How to achieve it? could you please share some sample code for this trick?

The model it used didn’t include the mlp layers for MLM and NSP.
Btw, if you want to “frozen” any layer, you can set the parameter requires_grad to False, it’s more like a “transfer learning”, like this:

class BERTClassifier(nn.Module):
    def __init__(self, bert):
        super(BERTClassifier, self).__init__()
        self.encoder = bert.encoder
        for param in self.encoder.parameters():
            param.requires_grad = False
        self.hidden = bert.hidden
        for param in self.hidden.parameters():
            param.requires_grad = False

        self.output = nn.LazyLinear(3)


    def forward(self, inputs):
        tokens_X, segments_X, valid_lens_x = inputs
        encoded_X = self.encoder(tokens_X, segments_X, valid_lens_x)
        return self.output(self.hidden(encoded_X[:, 0, :]))

on windows, I’m experience following errors.
anyone know how to fix it?

devices = d2l.try_all_gpus()
bert, vocab = load_pretrained_model(
‘bert.small’, num_hiddens=256, ffn_num_hiddens=512, num_heads=4,
num_blks=2, dropout=0.1, max_len=512, devices=devices) TypeError Traceback (most recent call last)
/tmp/ipykernel_7860/847789108.py in
2 bert, vocab = load_pretrained_model(
3 ‘bert.small’, num_hiddens=256, ffn_num_hiddens=512, num_heads=4,
----> 4 num_blks=2, dropout=0.1, max_len=512, devices=devices)

/tmp/ipykernel_7860/325226183.py in load_pretrained_model(pretrained_model, num_hiddens, ffn_num_hiddens, num_heads, num_blks, dropout, max_len, devices)
9 bert = d2l.BERTModel(
10 len(vocab), num_hiddens, ffn_num_hiddens=ffn_num_hiddens, num_heads=4,
—> 11 num_blks=2, dropout=0.2, max_len=max_len)
12 # Load pretrained BERT parameters
13 bert.load_state_dict(torch.load(os.path.join(data_dir,

TypeError: init() got an unexpected keyword argument ‘num_blks’

You can manually decompress the SNLI compressed package in the data folder after downloading it.

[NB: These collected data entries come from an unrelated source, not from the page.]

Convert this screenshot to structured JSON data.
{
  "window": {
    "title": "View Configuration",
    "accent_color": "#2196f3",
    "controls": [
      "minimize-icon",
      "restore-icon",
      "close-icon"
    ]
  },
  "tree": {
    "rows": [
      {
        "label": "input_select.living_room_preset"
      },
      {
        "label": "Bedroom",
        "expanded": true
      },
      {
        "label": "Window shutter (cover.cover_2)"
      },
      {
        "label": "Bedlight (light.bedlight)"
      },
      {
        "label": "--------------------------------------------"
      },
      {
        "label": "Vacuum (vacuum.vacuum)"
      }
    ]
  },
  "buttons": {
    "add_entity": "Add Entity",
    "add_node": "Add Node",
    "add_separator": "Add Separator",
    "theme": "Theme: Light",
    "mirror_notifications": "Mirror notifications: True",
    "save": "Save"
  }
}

make sense. actually there are two components not used. so I think both will not be updated automatically, if any you can disable them manually .

certain questions:

  1. In last section “pertaining bert”, it used continuous sentences-pair in “wikitext-2” to do train model, while here uses NLI sentences pair(may be not continuous ) to do finetune, does it fit for both cases?